Из садика потянуло дымком. Оставшийся поджигать наемник вернулся, аккуратно притворил воротину. Елена поправила кожаные лямки «вьетнамского сундучка», огляделась, чувствуя множество колючих взглядов, скрытых в тенях, за ставнями, старыми досками заборов. Приложила руку к холодной стене ограды, сложенной из множества плоских камней на прочном растворе.
Она думала, что сейчас заплачет, что горе накроет волной, как тогда, на берегу, рядом с каменой пирамидкой-кенотафом. Горе было, да. Рвущая сердце боль и жгучая вина. Осознание того, что пусть и не желая того, скорее всего именно женщина с Земли принесла гибель Баале и ее дочери. А слез не было. Как тогда сказал Шарлей-Венсан… Слезы — удел молодых. И Елена чувствовала себя очень, очень старой.

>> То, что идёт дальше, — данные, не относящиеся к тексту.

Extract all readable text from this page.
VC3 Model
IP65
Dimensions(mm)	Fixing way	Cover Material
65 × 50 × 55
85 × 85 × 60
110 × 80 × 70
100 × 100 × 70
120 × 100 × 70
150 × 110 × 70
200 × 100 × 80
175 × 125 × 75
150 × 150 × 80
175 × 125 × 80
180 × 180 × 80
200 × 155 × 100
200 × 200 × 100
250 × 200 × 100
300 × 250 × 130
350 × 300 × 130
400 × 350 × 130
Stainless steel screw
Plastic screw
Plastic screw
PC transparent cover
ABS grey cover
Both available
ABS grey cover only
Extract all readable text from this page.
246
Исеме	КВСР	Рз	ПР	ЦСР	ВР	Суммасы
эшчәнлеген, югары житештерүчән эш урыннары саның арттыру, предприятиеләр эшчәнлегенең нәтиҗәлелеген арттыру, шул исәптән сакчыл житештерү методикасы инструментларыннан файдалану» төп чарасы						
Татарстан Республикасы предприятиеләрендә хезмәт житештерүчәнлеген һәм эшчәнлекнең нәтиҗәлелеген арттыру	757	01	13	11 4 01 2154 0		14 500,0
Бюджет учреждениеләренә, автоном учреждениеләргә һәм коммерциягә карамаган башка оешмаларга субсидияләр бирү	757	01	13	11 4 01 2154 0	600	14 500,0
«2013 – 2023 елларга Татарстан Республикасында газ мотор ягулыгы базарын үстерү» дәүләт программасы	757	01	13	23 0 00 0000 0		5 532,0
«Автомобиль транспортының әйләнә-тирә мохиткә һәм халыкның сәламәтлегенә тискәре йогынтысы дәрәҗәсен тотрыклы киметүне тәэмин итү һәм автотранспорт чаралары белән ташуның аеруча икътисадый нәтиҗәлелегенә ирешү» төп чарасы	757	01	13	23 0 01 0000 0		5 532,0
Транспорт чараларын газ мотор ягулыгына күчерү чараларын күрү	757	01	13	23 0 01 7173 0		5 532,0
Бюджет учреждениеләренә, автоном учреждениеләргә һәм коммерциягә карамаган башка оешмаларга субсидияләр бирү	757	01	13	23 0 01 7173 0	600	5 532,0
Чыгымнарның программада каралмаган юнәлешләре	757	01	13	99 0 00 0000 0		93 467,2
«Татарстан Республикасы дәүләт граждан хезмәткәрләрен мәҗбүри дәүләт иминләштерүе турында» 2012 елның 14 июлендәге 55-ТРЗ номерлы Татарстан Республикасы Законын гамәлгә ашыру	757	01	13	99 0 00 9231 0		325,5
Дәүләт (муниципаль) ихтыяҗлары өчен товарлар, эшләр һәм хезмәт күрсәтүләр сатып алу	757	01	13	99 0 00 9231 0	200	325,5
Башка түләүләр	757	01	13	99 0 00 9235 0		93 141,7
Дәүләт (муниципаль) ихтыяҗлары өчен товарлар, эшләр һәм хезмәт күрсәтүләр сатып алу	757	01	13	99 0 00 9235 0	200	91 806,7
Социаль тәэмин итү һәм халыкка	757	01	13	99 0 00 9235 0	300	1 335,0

— Выпей, — Раньян протянул ей маленькую бутылочку обычного вида, из мутного стекла с деревянной пробкой.
— Что это?
— Эликсир. До утра он вернет и преумножит силы.
— Не нужно.
— Нужно, — непреклонно сказал бретер. — Впереди бессонная ночь и серьезные заботы. А ты уже валишься с ног.
— Я еще ни на что не согласилась, — Елена посмотрела на просвет бутылочку. Солнце уже заходило, в умирающем свете жидкость едва заметно светилась и выглядела очень подозрительно.
— Согласишься, — предположил бретер. — Ты хочешь знать правду. Я могу открыть часть ее, ту, что знаю сам.
Запахло гарью.
— Идемте, — сказал Кадфаль, и Елена в усталом отупении позволила увлечь себя.
Они спускались к реке плотно сбитой группой, причем «братья» сразу встали по обе стороны, закрывая собой от любой возможной угрозы. Елена оглянулась последний раз, как раз в тот момент, когда первые языки пламени поднялись из-за ограды.
В доме хватает дерева, да еще и хороший запас горючего сланца. Женщина не знала, сколько нужно горючего материала, чтобы сжечь тела до пепла, однако надеялась, что имеющегося хватит. Сегодня утром она была почти счастлива. Минуло несколько часов — и вот Елену окружает смерть, боль и хаос. Рядом сумрачно шагает человек, который лишь чудом не убил ее год назад. Что же готовит ночь? И в каком мире она окажется к рассвету? Сколько еще людей умрет, сколько вещей необратимо изменится?